The product, which trades under the ticker MSBT, launched on April 8 and has since attracted approximately $193 million in net inflows and manages more than $240 million in assets.
According to SoSoValue data, the fund’s first month included 17 days of positive inflows and five days of flat flows, with zero redemptions per day.

This streak stands out amid a period of localized volatility for rival U.S. spot Bitcoin funds. By way of background, the broader Bitcoin ETF category recorded a combined outflow of $422 million during the past two trading sessions, while MSBT managed to absorb an additional $13 million in new capital.
This divergence gives Morgan Stanley a flow record that typically takes a fund sponsor several quarters to build.
According to Bitcoin US Treasury data, MSBT currently holds approximately 2,620 Bitcoins, ranking 32nd among crypto ETFs and exchanges that hold Bitcoin.
Although it lags behind the largest spot funds in terms of physical size, its resilience during market drawdowns suggests that institutional investors treat this fund as a long-term investment.
How Morgan Stanley’s MSBT achieved a perfect first trading month
Market players are looking directly into the issuer’s pedigree to understand why this capital is so sticky. Because Morgan Stanley’s main advantage in a turbulent market is familiarity.
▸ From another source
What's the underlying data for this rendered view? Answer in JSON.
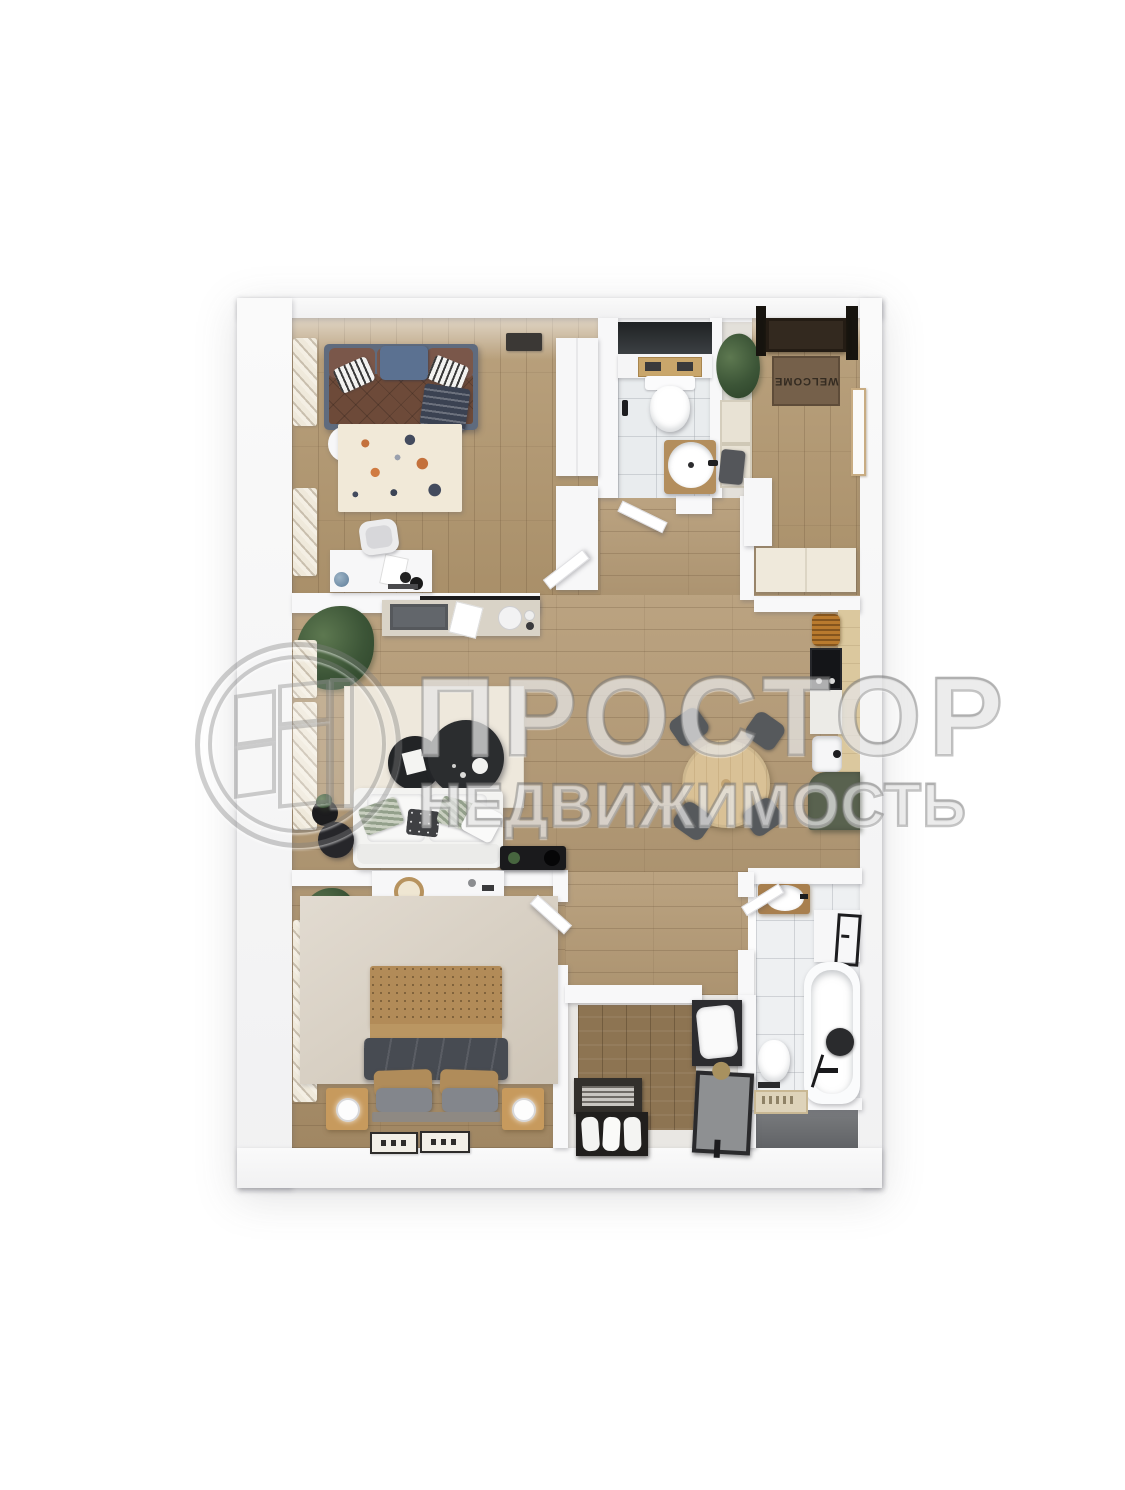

While crypto-native companies and dedicated asset managers pioneered the U.S. spot Bitcoin ETF market, the bank offers investors a distinctly different entry point: a regulated financial institution with an established asset management and advisory infrastructure.
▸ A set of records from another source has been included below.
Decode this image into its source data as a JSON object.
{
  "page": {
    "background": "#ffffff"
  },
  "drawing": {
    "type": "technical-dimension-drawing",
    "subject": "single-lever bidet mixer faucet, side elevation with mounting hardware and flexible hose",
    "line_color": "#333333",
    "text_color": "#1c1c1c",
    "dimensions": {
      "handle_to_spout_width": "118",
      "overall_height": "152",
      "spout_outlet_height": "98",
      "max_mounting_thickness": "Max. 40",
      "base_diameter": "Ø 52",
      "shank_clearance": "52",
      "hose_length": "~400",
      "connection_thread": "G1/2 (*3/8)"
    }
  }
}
Banks valued this distinction when they were founded. Amy Oldenburg, head of digital asset strategy at Morgan Stanley, said digital assets are increasingly intersecting with traditional markets. He emphasized the company’s focus on helping customers navigate this change through the financial structures they already rely on.
This positions MSBT as part of Morgan Stanley’s broader client service model, rather than an independent speculative crypto venture.
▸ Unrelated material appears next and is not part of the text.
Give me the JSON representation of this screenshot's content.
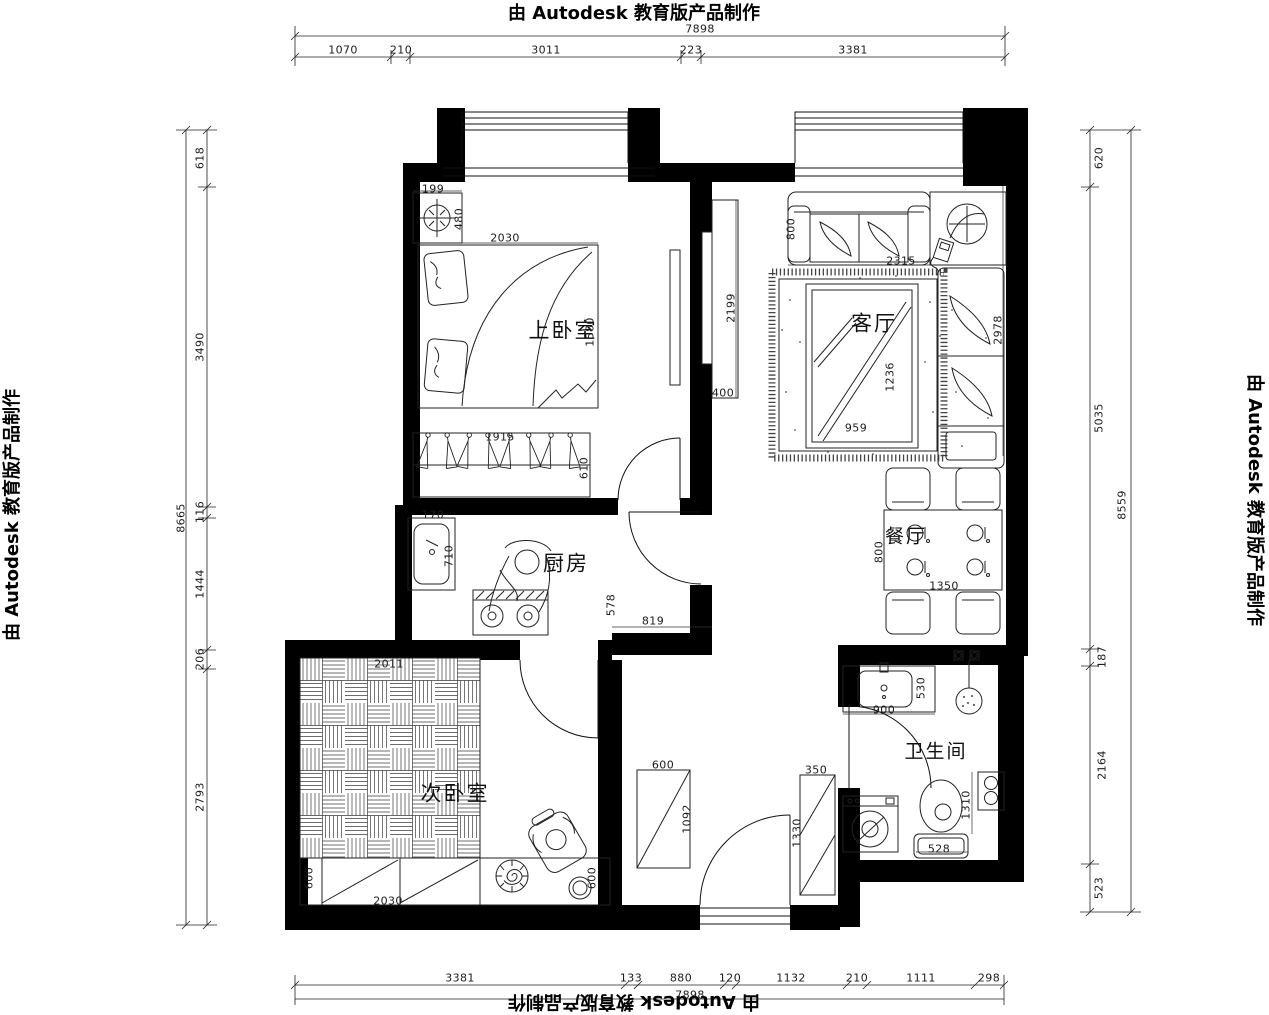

But brand awareness and trust are only half the equation, as the company weaponizes its cost structure to gain market share.
The fund charges a sponsor fee of 0.14%, which the bank ranked as the lowest of all spot Bitcoin ETPs at launch. This is intentionally lower than Grayscale Bitcoin Mini Trust’s 0.15%, Bitwise’s 0.20%, and industry-leading BlackRock’s iShares Bitcoin Trust’s 0.25%.
Although margins seem small in percentage terms, fees become a key battleground as Bitcoin ETFs move from new launch products to standard portfolio allocation tools.
For fiduciaries, advisors, and institutions, lower expense ratios have a significant impact on model portfolio decisions when multiple products track the same underlying assets and offer similar performance and custody standards.
This aggressive pricing strategy gives Morgan Stanley greater access to internal wealth management channels, making it a highly effective marketing tool. The firm employs approximately 16,000 financial advisors and oversees $9.3 trillion in client assets.
Even a partial allocation change across this vast network could exponentially increase MSBT’s asset base over the next few quarters. But this in-house, advisor-led growth is just one pillar of a broader, multi-dimensional development.
Bitcoin ETF records longest consecutive weekly inflows of the year
Meanwhile, MSBT’s first month also benefited from a broader recovery in demand for US spot Bitcoin funds.
U.S. Bitcoin ETFs have withdrawn more than $3 billion in net inflows for six consecutive weeks ending May 8, according to data from SoSoValue, their longest weekly rally since last summer.
This streak suggests that demand is stabilizing after Bitcoin’s volatile start to the year, even as daily flows remain sensitive to price fluctuations and macroeconomic pressures.
Macroeconomic research platform Ecoinometrics said the steady improvement in ETF inflows suggests that long-term real capital is returning to digital asset markets, rather than a temporary rebound due to short-term positioning or leverage.
For MSBT, the broader market recovery provides useful context. Morgan Stanley hasn’t jumped into the depressed ETF market, but the lack of daily redemptions still sets it apart in a category where capital movements continue to be uneven among issuers.